1. Le pene comminate per i delitti preveduti da questo titolo sono diminuite quando per la natura, la specie, i mezzi, le modalità o circostanze dell’azione, ovvero per la particolare tenuità del danno o del pericolo, il fatto risulti di lieve entità.

Rassegna di giurisprudenza

Il concetto di "tenuità" non è strettamente limitato al valore economico: lo si ritrova, tra l’altro, nell’art. 311, laddove la "particolare tenuità del danno o del pericolo" che rende il fatto di lieve entità (comunque punibile) è riferita a reati contro la personalità dello Stato, quindi certamente non si tratta di danno "economico". Ciò introduce l’ulteriore argomento che il danno può essere definito "tenue" solo a fronte della complessiva minima capacità della condotta di danneggiare, in modo oggettivo, la sfera globale di interessi della persona offesa danneggiata, appunto, dal reato.

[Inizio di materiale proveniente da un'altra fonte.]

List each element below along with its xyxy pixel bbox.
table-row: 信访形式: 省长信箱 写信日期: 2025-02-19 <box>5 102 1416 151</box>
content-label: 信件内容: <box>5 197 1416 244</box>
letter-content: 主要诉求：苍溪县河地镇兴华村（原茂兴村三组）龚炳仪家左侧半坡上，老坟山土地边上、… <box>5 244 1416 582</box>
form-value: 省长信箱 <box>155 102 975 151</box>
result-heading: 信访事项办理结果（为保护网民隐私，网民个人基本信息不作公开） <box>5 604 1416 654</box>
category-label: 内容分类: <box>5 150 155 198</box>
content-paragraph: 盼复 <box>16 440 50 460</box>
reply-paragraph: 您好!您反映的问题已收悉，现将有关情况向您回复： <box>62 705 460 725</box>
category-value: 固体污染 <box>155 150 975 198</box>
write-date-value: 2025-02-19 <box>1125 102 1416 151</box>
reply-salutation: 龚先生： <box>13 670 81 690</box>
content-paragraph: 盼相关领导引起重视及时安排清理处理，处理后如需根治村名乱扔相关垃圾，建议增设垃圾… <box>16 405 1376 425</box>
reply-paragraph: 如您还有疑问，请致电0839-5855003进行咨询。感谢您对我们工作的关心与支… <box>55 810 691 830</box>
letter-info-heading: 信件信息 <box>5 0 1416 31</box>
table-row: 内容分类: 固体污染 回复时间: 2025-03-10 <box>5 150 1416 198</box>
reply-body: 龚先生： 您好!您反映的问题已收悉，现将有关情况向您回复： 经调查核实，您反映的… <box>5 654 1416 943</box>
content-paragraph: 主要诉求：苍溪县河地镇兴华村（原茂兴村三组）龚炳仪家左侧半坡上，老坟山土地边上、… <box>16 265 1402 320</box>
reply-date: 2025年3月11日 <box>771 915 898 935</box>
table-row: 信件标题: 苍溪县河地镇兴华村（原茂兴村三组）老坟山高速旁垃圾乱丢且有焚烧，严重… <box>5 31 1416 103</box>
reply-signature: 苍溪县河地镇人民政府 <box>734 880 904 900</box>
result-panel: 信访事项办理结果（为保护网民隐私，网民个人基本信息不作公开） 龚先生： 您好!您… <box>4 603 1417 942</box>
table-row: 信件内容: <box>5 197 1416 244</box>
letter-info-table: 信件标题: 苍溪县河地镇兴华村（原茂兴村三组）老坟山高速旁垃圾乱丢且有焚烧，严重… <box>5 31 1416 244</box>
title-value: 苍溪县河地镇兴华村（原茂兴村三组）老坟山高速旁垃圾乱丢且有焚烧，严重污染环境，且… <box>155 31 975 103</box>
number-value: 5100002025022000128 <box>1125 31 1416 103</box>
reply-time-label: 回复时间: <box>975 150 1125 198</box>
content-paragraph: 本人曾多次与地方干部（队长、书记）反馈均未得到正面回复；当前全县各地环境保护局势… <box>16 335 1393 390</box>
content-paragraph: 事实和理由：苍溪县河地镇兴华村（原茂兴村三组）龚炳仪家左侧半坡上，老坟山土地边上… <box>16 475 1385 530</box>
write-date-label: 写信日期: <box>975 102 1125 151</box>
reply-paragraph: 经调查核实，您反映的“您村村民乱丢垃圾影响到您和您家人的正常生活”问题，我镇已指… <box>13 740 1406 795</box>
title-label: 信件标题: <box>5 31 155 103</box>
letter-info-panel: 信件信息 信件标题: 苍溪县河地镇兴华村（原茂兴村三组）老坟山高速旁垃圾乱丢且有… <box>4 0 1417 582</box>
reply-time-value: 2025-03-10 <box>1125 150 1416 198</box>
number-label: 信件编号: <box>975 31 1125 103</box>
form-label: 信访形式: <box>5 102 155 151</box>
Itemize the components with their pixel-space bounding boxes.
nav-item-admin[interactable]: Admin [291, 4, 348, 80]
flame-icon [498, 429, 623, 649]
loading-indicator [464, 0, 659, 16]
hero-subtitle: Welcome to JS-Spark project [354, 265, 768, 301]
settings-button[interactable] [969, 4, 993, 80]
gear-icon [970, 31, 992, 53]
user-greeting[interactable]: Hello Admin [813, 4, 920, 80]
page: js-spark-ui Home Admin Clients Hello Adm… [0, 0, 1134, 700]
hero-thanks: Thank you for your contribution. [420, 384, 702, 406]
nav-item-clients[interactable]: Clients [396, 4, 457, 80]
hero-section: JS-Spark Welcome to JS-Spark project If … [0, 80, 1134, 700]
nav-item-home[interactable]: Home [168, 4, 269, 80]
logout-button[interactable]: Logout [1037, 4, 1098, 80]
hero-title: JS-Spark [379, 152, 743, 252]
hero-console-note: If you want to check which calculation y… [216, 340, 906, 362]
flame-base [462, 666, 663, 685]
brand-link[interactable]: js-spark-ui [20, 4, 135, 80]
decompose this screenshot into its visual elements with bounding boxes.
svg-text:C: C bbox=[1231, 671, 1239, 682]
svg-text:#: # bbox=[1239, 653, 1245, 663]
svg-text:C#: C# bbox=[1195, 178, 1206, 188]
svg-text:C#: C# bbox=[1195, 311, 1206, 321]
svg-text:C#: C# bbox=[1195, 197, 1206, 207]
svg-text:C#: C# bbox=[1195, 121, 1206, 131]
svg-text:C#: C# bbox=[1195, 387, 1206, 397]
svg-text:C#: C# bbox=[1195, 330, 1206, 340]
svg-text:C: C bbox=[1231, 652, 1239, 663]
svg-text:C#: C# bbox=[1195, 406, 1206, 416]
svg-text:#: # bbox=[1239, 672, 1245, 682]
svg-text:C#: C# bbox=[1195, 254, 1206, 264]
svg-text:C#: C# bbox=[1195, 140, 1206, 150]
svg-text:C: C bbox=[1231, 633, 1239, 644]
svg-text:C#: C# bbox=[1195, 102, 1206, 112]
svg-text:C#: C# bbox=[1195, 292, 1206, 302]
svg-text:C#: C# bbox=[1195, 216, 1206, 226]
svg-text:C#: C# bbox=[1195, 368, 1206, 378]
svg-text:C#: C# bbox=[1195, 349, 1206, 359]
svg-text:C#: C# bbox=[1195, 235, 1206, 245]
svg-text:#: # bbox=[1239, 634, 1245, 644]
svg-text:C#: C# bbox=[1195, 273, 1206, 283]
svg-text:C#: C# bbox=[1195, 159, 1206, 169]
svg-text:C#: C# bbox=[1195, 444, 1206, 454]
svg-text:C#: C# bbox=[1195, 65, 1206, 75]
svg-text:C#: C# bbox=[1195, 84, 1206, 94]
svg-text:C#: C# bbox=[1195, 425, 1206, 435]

Si è osservato, infatti, che laddove il danno debba essere considerato con esclusivo riferimento al valore dell’oggetto, la legge ha utilizzato una diversa espressione, come nel caso del furto che è punibile a querela dell’offeso se il fatto è commesso su "cose di tenue valore" (Sez. 2, 56627/2018).

Il parametro di valutazione ai fini dell’applicazione della circostanza attenuante ex art. 311 è costituito dalla effettiva gravità del fatto-reato con riguardo alle caratteristiche oggettive dell’azione criminosa (Sez. 1, 14724/1986), presupponendo detta applicazione che il fatto, nel suo complesso, risulti di lieve entità, sicché essa è esclusa quando manchi tale requisito o in rapporto all’evento o anche solo per la natura, la specie, i mezzi, le modalità o le circostanze della condotta ovvero in rapporto all’entità del danno o del pericolo (Sez. 1, 56329/2017).